Reference Description
Similarly to stores, datastore references are built according to a reference description, represented by the interface
IReferenceDescription.
The recommended way to build a reference description is through the fluent builder interface available through
StartBuilding.reference().
A fully defined reference description is created like so:
final IReferenceDescription referenceDescription =
StartBuilding.reference()
.fromStore("store A")
.toStore("targetStore B")
.withName("AToB")
.withMapping("field from A", "field from B")
.withMapping("another field from A", " another field from B")
.build();
Example
In this example, the required datastore consists of two stores:
- Sale: records correspond to a product sale.
- PriceHistory: records define the product prices at certain dates.
final IStoreDescription saleStoreDescription =
StartBuilding.store()
.withStoreName("Sale")
.withField("id", ILiteralType.LONG)
.asKeyField()
.withField("productId", ILiteralType.LONG)
.asKeyField()
.withField("date", ILiteralType.DATE)
.asKeyField()
.withField("quantity", ILiteralType.INT)
.withField("unitPrice", ILiteralType.DOUBLE)
.build();
final IStoreDescription priceHistoryStoreDescription =
StartBuilding.store()
.withStoreName("Product")
.withField("id", ILiteralType.LONG)
.asKeyField()
.withField("name", ILiteralType.STRING)
.withField("category", ILiteralType.STRING, "uncategorized")
.build();
The following reference associates the product information from the Product store to the sales of the Sale store, using the product ID as mapping.
final IReferenceDescription referenceDescription =
StartBuilding.reference()
.fromStore("Sale")
.toStore("Product")
.withName("SaleToProduct")
.withMapping("productId", "id")
.build();
Datastore Schema
A datastore is built according to a datastore schema, which gathers the store descriptions and the reference descriptions that compose the datastore.

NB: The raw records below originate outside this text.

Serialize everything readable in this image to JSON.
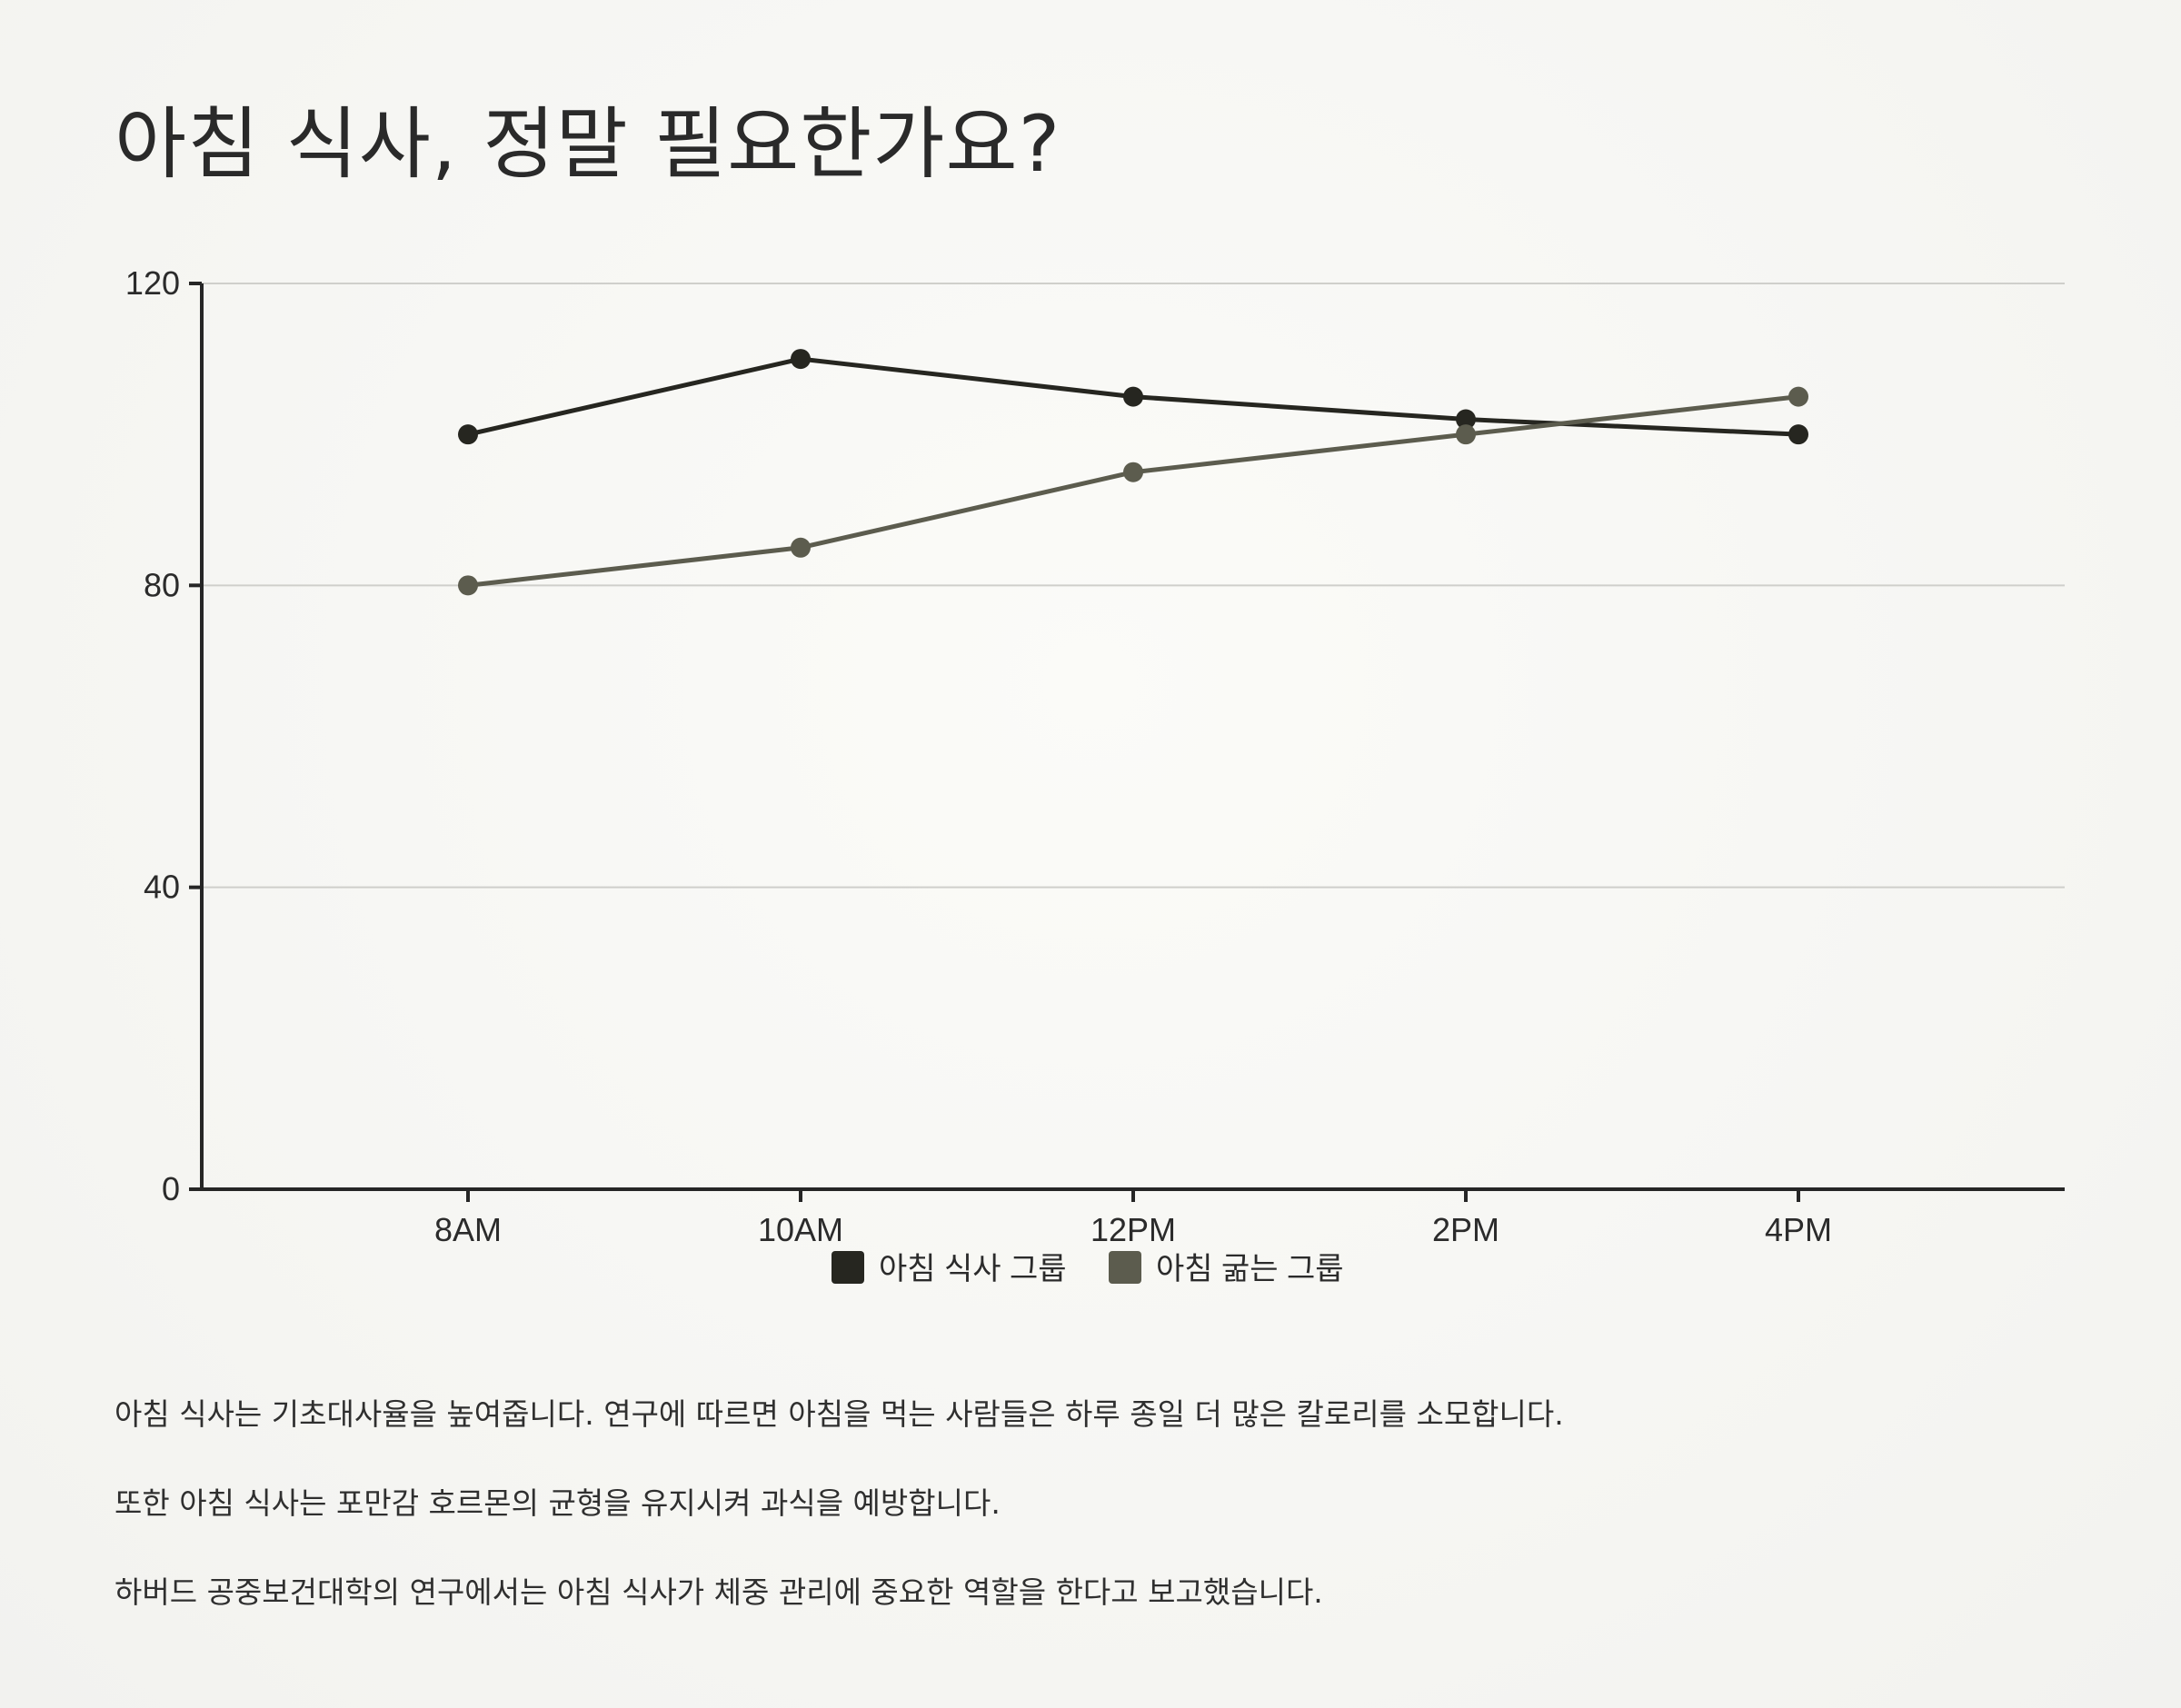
{
  "page": {
    "title": "아침 식사, 정말 필요한가요?",
    "paragraphs": [
      "아침 식사는 기초대사율을 높여줍니다. 연구에 따르면 아침을 먹는 사람들은 하루 종일 더 많은 칼로리를 소모합니다.",
      "또한 아침 식사는 포만감 호르몬의 균형을 유지시켜 과식을 예방합니다.",
      "하버드 공중보건대학의 연구에서는 아침 식사가 체중 관리에 중요한 역할을 한다고 보고했습니다."
    ]
  },
  "chart_data": {
    "type": "line",
    "title": "",
    "xlabel": "",
    "ylabel": "",
    "categories": [
      "8AM",
      "10AM",
      "12PM",
      "2PM",
      "4PM"
    ],
    "series": [
      {
        "name": "아침 식사 그룹",
        "values": [
          100,
          110,
          105,
          102,
          100
        ],
        "color": "#262620"
      },
      {
        "name": "아침 굶는 그룹",
        "values": [
          80,
          85,
          95,
          100,
          105
        ],
        "color": "#5c5c4e"
      }
    ],
    "ylim": [
      0,
      120
    ],
    "yticks": [
      0,
      40,
      80,
      120
    ],
    "grid": true,
    "legend": "bottom-center",
    "colors": {
      "axis": "#262626",
      "grid": "#cfcfcb",
      "text": "#2b2b2b"
    }
  }
}
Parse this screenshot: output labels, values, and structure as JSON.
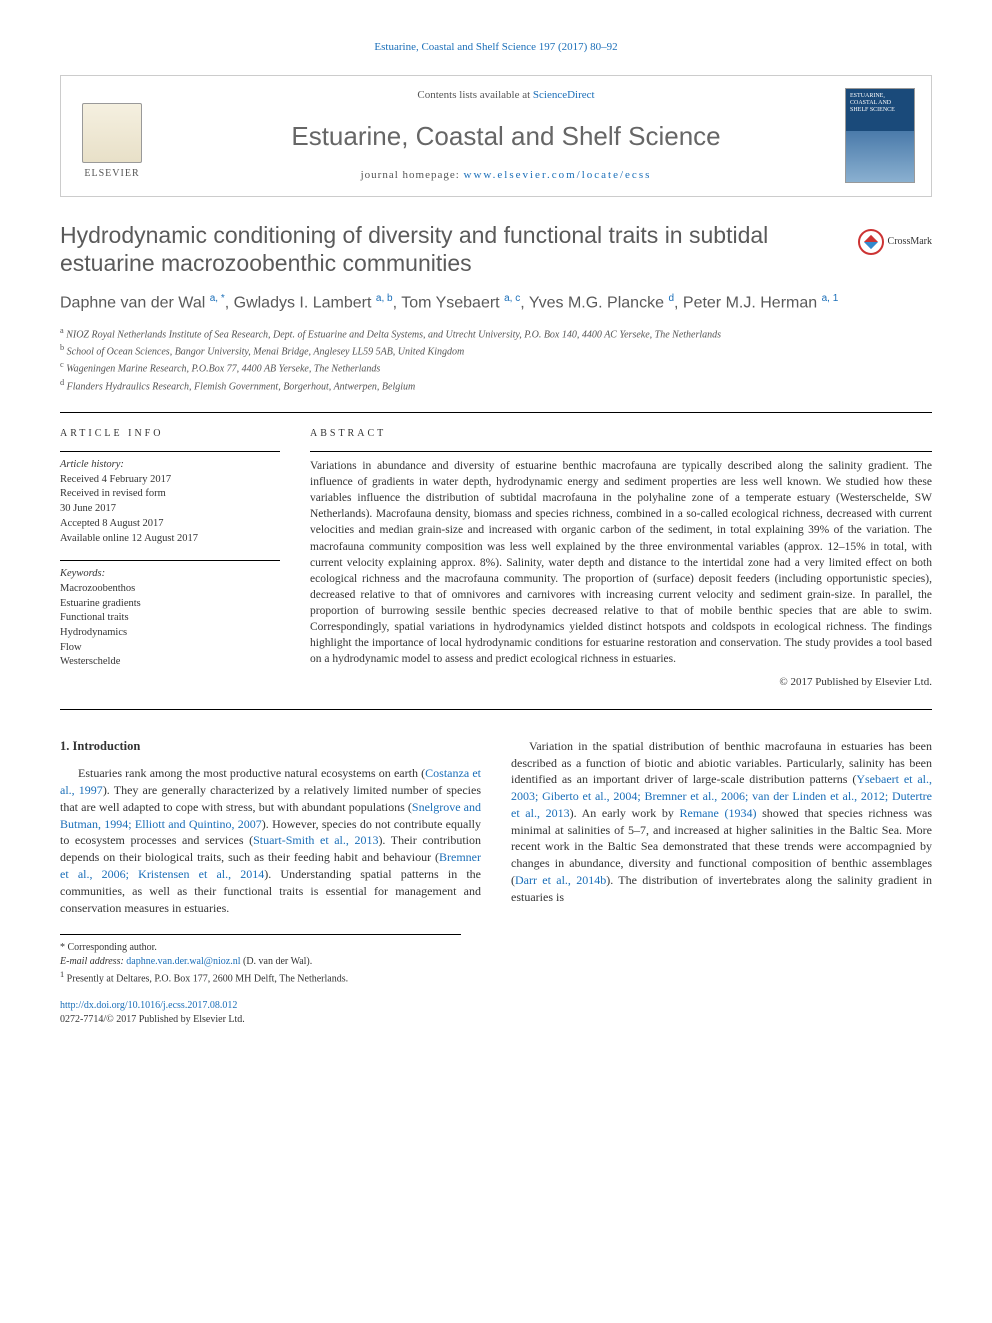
{
  "running_header": {
    "text_a": "Estuarine, Coastal and Shelf Science 197 (2017) 80–92",
    "link_color": "#1a6eb8"
  },
  "masthead": {
    "contents_prefix": "Contents lists available at ",
    "contents_link": "ScienceDirect",
    "journal_name": "Estuarine, Coastal and Shelf Science",
    "homepage_prefix": "journal homepage: ",
    "homepage_url": "www.elsevier.com/locate/ecss",
    "elsevier_label": "ELSEVIER",
    "cover_text": "ESTUARINE, COASTAL AND SHELF SCIENCE"
  },
  "article": {
    "title": "Hydrodynamic conditioning of diversity and functional traits in subtidal estuarine macrozoobenthic communities",
    "crossmark_label": "CrossMark"
  },
  "authors": {
    "a1_name": "Daphne van der Wal",
    "a1_sup": "a, *",
    "a2_name": "Gwladys I. Lambert",
    "a2_sup": "a, b",
    "a3_name": "Tom Ysebaert",
    "a3_sup": "a, c",
    "a4_name": "Yves M.G. Plancke",
    "a4_sup": "d",
    "a5_name": "Peter M.J. Herman",
    "a5_sup": "a, 1"
  },
  "affiliations": {
    "a": "NIOZ Royal Netherlands Institute of Sea Research, Dept. of Estuarine and Delta Systems, and Utrecht University, P.O. Box 140, 4400 AC Yerseke, The Netherlands",
    "b": "School of Ocean Sciences, Bangor University, Menai Bridge, Anglesey LL59 5AB, United Kingdom",
    "c": "Wageningen Marine Research, P.O.Box 77, 4400 AB Yerseke, The Netherlands",
    "d": "Flanders Hydraulics Research, Flemish Government, Borgerhout, Antwerpen, Belgium"
  },
  "article_info": {
    "label": "ARTICLE INFO",
    "history_label": "Article history:",
    "received": "Received 4 February 2017",
    "revised": "Received in revised form",
    "revised_date": "30 June 2017",
    "accepted": "Accepted 8 August 2017",
    "online": "Available online 12 August 2017",
    "keywords_label": "Keywords:",
    "keywords": [
      "Macrozoobenthos",
      "Estuarine gradients",
      "Functional traits",
      "Hydrodynamics",
      "Flow",
      "Westerschelde"
    ]
  },
  "abstract": {
    "label": "ABSTRACT",
    "text": "Variations in abundance and diversity of estuarine benthic macrofauna are typically described along the salinity gradient. The influence of gradients in water depth, hydrodynamic energy and sediment properties are less well known. We studied how these variables influence the distribution of subtidal macrofauna in the polyhaline zone of a temperate estuary (Westerschelde, SW Netherlands). Macrofauna density, biomass and species richness, combined in a so-called ecological richness, decreased with current velocities and median grain-size and increased with organic carbon of the sediment, in total explaining 39% of the variation. The macrofauna community composition was less well explained by the three environmental variables (approx. 12–15% in total, with current velocity explaining approx. 8%). Salinity, water depth and distance to the intertidal zone had a very limited effect on both ecological richness and the macrofauna community. The proportion of (surface) deposit feeders (including opportunistic species), decreased relative to that of omnivores and carnivores with increasing current velocity and sediment grain-size. In parallel, the proportion of burrowing sessile benthic species decreased relative to that of mobile benthic species that are able to swim. Correspondingly, spatial variations in hydrodynamics yielded distinct hotspots and coldspots in ecological richness. The findings highlight the importance of local hydrodynamic conditions for estuarine restoration and conservation. The study provides a tool based on a hydrodynamic model to assess and predict ecological richness in estuaries.",
    "copyright": "© 2017 Published by Elsevier Ltd."
  },
  "introduction": {
    "heading": "1. Introduction",
    "para1_a": "Estuaries rank among the most productive natural ecosystems on earth (",
    "cite1": "Costanza et al., 1997",
    "para1_b": "). They are generally characterized by a relatively limited number of species that are well adapted to cope with stress, but with abundant populations (",
    "cite2": "Snelgrove and Butman, 1994; Elliott and Quintino, 2007",
    "para1_c": "). However, species do not contribute equally to ecosystem processes and services (",
    "cite3": "Stuart-Smith et al., 2013",
    "para1_d": "). Their contribution depends on their biological traits, such as their feeding habit and behaviour (",
    "cite4": "Bremner et al.,",
    "para2_a": "",
    "cite5": "2006; Kristensen et al., 2014",
    "para2_b": "). Understanding spatial patterns in the communities, as well as their functional traits is essential for management and conservation measures in estuaries.",
    "para3_a": "Variation in the spatial distribution of benthic macrofauna in estuaries has been described as a function of biotic and abiotic variables. Particularly, salinity has been identified as an important driver of large-scale distribution patterns (",
    "cite6": "Ysebaert et al., 2003; Giberto et al., 2004; Bremner et al., 2006; van der Linden et al., 2012; Dutertre et al., 2013",
    "para3_b": "). An early work by ",
    "cite7": "Remane (1934)",
    "para3_c": " showed that species richness was minimal at salinities of 5–7, and increased at higher salinities in the Baltic Sea. More recent work in the Baltic Sea demonstrated that these trends were accompagnied by changes in abundance, diversity and functional composition of benthic assemblages (",
    "cite8": "Darr et al., 2014b",
    "para3_d": "). The distribution of invertebrates along the salinity gradient in estuaries is"
  },
  "footnotes": {
    "corr_label": "* Corresponding author.",
    "email_label": "E-mail address: ",
    "email": "daphne.van.der.wal@nioz.nl",
    "email_suffix": " (D. van der Wal).",
    "note1": "Presently at Deltares, P.O. Box 177, 2600 MH Delft, The Netherlands.",
    "note1_sup": "1"
  },
  "doi": {
    "url": "http://dx.doi.org/10.1016/j.ecss.2017.08.012",
    "issn": "0272-7714/© 2017 Published by Elsevier Ltd."
  },
  "colors": {
    "link": "#1a6eb8",
    "heading_gray": "#5a5a5a",
    "text": "#333333",
    "rule": "#000000"
  },
  "typography": {
    "body_font": "Georgia, Times New Roman, serif",
    "heading_font": "Trebuchet MS, Arial, sans-serif",
    "title_size_pt": 23,
    "journal_name_size_pt": 26,
    "body_size_pt": 12,
    "abstract_size_pt": 11.5,
    "info_size_pt": 10.5,
    "footnote_size_pt": 10
  }
}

The recommended way to build a datastore schema is through the fluent builder interface available through
StartBuilding.datastoreSchema():
final IDatastoreSchemaDescription datastoreSchemaDescription =
StartBuilding.datastoreSchema()
.withStore(saleStoreDescription)
.withStore(priceHistoryStoreDescription)
.withReference(referenceDescription)
.build();
The .withStore() and .withReference() methods can be chained as many times as needed.
Creating a Datastore
Once the datastore schema has been created, the datastore can be built using StartBuilding.application():
final var application =
StartBuilding.application()
.withDatastore(datastoreSchemaDescription)
.withoutBranchRestrictions()
.build();
The IDatastore interface implements AutoCloseable, and can be torn down using the close() method.
Querying a Datastore
Data can be retrieved directly from the datastore using Database Queries.